Festtag, Gedenktag oder auch Verehrungstag genannt ist der 29. Juli

* im Bethanien, dem heutigen Orte El-Azarjeh in Palästina

in Frankreich

Eine der ersten Früchte der Predigten des götttlichen Heilandes war die Bekehrung der beiden Geschwister Lazarus und Martha, welche zu Bethanien, unweit der Stadt Jerusalem, ein Haus besassen und vornehmen und reichen Standes waren. Martha war wirklich das, was ihr Name bedeutet, nämlich „Gebieterin des Hauses, Haushälterin.” Sie führte das Hauswesen, wachte über die Dienstboten, besorgte die Küche, nahm die Gäste auf und pflegte sie. Sie war hierin sehr eifrig und genau und eine ihrer schönsten Eigenschaften glänzte dabei hervor, nämlich ihre Gastfreundschaft. Ihr Haus stand jedem Wanderer offen und mit emsiger Liebe pflegte sie die Aufgenommenen. Als sie Jesum Christus kennen gelernt hatte, da wurde ihre Liebe reiner und feuriger. So oft Jesus einkehrte und er tat es dies öfter, weil die beiden Geschwister gottselig lebten, war dies ein Freudentag für sie. Nur eines tat ihr wehe, daß nämlich ihre Schwester Maria Magdalena den Heiland noch liebte. Doch bald sollte ihr Gebet erhört werden; Magdalena folgte dem Rufe der Gnade, entsagte der sündhaften Lust und gab sich ganz dem Heilande hin. Von nun an war das Haus der drei Geschwister wie ein Tempel Gottes; himmlischer Friede wohnte darin und Jesus belohnte den Eifer seiner drei Freunde oft mit seiner Gegenwart.
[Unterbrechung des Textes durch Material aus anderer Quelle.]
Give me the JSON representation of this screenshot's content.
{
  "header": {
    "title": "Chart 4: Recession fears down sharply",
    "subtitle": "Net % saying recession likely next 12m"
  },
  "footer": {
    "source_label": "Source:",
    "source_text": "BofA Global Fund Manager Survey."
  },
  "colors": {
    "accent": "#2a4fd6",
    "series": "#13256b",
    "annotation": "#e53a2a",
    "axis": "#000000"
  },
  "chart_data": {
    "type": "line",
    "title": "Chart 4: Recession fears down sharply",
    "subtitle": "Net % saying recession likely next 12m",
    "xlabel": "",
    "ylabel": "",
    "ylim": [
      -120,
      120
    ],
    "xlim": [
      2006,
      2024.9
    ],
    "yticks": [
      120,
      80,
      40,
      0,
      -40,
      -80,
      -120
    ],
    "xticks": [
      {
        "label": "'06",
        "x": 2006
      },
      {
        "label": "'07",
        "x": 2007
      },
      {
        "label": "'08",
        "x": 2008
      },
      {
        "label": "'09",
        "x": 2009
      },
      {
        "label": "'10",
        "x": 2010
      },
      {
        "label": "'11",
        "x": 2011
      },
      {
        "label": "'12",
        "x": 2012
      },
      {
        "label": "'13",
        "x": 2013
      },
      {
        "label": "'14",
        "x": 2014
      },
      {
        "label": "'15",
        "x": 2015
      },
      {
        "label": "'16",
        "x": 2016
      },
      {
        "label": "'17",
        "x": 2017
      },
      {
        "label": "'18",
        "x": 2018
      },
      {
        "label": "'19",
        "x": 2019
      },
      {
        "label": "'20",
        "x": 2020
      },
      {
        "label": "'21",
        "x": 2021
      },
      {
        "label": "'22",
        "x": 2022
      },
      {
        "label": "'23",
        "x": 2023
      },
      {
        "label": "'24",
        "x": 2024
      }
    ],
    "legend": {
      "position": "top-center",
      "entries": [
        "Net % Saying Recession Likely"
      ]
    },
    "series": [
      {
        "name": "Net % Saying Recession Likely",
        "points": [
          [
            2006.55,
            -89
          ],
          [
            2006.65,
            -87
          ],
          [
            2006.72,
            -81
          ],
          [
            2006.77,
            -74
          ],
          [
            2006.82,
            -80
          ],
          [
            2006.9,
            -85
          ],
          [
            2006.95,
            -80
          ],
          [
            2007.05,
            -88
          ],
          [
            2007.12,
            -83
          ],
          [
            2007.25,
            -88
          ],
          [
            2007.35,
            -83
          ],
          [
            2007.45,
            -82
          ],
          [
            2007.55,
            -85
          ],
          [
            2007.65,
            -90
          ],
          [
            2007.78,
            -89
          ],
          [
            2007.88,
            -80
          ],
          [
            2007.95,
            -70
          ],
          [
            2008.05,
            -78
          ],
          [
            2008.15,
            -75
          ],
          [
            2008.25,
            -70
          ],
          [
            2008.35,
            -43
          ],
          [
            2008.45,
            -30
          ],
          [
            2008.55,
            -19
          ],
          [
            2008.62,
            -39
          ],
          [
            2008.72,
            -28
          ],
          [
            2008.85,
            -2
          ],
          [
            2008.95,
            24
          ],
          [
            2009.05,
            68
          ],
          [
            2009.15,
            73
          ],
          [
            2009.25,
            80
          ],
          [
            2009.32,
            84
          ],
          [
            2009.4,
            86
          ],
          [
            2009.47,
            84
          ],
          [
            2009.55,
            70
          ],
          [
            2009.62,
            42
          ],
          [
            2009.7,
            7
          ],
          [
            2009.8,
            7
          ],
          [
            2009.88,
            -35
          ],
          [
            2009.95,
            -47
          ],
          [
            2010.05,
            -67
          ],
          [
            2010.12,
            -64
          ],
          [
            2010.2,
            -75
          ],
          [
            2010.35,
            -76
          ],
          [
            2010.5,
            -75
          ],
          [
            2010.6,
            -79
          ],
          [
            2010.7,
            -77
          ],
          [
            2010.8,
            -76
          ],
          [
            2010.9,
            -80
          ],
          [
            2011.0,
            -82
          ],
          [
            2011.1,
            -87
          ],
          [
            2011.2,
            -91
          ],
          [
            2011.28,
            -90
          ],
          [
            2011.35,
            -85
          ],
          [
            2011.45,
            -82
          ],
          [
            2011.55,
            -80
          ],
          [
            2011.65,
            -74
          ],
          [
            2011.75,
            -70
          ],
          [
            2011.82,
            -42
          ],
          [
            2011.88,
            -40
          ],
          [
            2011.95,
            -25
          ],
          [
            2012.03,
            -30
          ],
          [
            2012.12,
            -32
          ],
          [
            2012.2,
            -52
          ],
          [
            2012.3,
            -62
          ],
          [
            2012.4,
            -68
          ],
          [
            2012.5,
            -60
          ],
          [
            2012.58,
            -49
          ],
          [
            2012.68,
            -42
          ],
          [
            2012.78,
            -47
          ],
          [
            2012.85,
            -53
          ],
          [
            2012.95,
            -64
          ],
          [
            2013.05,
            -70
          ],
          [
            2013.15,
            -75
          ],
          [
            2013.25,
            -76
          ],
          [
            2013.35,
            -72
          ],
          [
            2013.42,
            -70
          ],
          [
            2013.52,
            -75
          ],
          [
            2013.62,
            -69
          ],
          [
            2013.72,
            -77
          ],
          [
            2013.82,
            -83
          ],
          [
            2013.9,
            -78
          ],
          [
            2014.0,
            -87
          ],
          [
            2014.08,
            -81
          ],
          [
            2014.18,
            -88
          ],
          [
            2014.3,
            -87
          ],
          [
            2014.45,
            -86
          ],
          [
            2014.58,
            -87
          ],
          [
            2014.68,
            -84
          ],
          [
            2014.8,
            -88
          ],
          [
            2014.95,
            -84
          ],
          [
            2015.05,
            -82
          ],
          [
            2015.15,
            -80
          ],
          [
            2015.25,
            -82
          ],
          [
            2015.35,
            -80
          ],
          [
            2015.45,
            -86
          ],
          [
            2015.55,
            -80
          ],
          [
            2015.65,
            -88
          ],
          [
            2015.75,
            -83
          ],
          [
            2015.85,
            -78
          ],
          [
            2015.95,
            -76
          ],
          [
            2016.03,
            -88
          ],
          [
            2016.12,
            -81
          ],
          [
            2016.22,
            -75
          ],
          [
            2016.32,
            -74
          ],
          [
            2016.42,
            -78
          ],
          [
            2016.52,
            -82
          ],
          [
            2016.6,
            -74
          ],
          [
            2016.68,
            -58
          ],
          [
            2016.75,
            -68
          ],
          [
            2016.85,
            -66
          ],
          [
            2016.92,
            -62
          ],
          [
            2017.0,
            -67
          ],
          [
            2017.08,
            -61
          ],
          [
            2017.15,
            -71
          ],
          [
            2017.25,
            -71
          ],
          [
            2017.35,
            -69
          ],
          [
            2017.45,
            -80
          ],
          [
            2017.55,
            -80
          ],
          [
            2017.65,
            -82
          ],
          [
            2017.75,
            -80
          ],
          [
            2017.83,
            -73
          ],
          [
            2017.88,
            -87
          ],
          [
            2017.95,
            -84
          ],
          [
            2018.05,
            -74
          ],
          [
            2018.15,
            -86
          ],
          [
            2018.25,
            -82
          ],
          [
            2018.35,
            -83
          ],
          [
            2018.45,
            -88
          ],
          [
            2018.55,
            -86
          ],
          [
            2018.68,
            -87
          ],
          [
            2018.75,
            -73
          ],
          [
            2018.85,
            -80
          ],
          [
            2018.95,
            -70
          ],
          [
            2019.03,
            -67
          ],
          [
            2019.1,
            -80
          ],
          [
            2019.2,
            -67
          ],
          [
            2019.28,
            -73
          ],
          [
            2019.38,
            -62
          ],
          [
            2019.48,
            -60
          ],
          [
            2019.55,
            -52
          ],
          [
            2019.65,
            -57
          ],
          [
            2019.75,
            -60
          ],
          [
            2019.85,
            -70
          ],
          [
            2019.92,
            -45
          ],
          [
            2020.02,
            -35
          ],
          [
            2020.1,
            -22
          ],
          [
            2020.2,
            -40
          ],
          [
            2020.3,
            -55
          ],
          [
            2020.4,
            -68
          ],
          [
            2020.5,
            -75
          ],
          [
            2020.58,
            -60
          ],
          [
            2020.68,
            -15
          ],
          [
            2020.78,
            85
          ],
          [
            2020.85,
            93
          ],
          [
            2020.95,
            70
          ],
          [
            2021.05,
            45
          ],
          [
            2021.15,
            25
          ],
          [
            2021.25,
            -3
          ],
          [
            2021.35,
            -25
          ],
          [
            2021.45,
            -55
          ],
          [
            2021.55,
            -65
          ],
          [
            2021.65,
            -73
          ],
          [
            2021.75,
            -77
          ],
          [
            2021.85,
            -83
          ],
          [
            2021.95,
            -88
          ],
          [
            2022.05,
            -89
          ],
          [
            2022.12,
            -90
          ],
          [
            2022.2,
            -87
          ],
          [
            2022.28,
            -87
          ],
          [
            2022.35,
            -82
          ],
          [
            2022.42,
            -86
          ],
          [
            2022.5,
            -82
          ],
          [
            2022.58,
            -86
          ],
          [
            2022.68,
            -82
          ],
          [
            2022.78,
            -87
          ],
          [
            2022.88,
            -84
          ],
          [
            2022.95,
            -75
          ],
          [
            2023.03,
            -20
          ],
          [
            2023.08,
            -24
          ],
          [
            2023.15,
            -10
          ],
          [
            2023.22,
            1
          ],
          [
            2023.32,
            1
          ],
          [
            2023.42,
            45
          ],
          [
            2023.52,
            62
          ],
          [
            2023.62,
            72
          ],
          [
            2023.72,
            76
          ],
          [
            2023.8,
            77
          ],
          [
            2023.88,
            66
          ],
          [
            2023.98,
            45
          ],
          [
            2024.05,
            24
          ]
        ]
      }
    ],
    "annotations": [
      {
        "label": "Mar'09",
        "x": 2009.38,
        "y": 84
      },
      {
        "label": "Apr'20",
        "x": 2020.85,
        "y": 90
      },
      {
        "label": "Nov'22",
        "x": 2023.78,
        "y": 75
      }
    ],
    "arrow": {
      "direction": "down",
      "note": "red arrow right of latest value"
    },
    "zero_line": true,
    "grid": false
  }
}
Einst, als Jesus wieder einkehrte und zu Mittag speisen wollte, da gab sich Martha alle erdenkliche Mühe, den geliebten Heiland aufs Beste zu bewirten. Magdalena aber dachte nur an den Herrn, setzte sich zu seinen Füßen und hörte aufmerksam seinen Worten zu. Hierüber aber wurde die geschäftige Martha ungehalten, sie hätte gerne gesehen, wenn ihre Schwester ihr beigestanden wäre, und sie beklagte sich deshalb bei dem Herrn und sprach:

„Fragst du nicht danach, daß mich meine Schwester allein dienen läßt? Sag`ihr doch, daß sie mir helfe!”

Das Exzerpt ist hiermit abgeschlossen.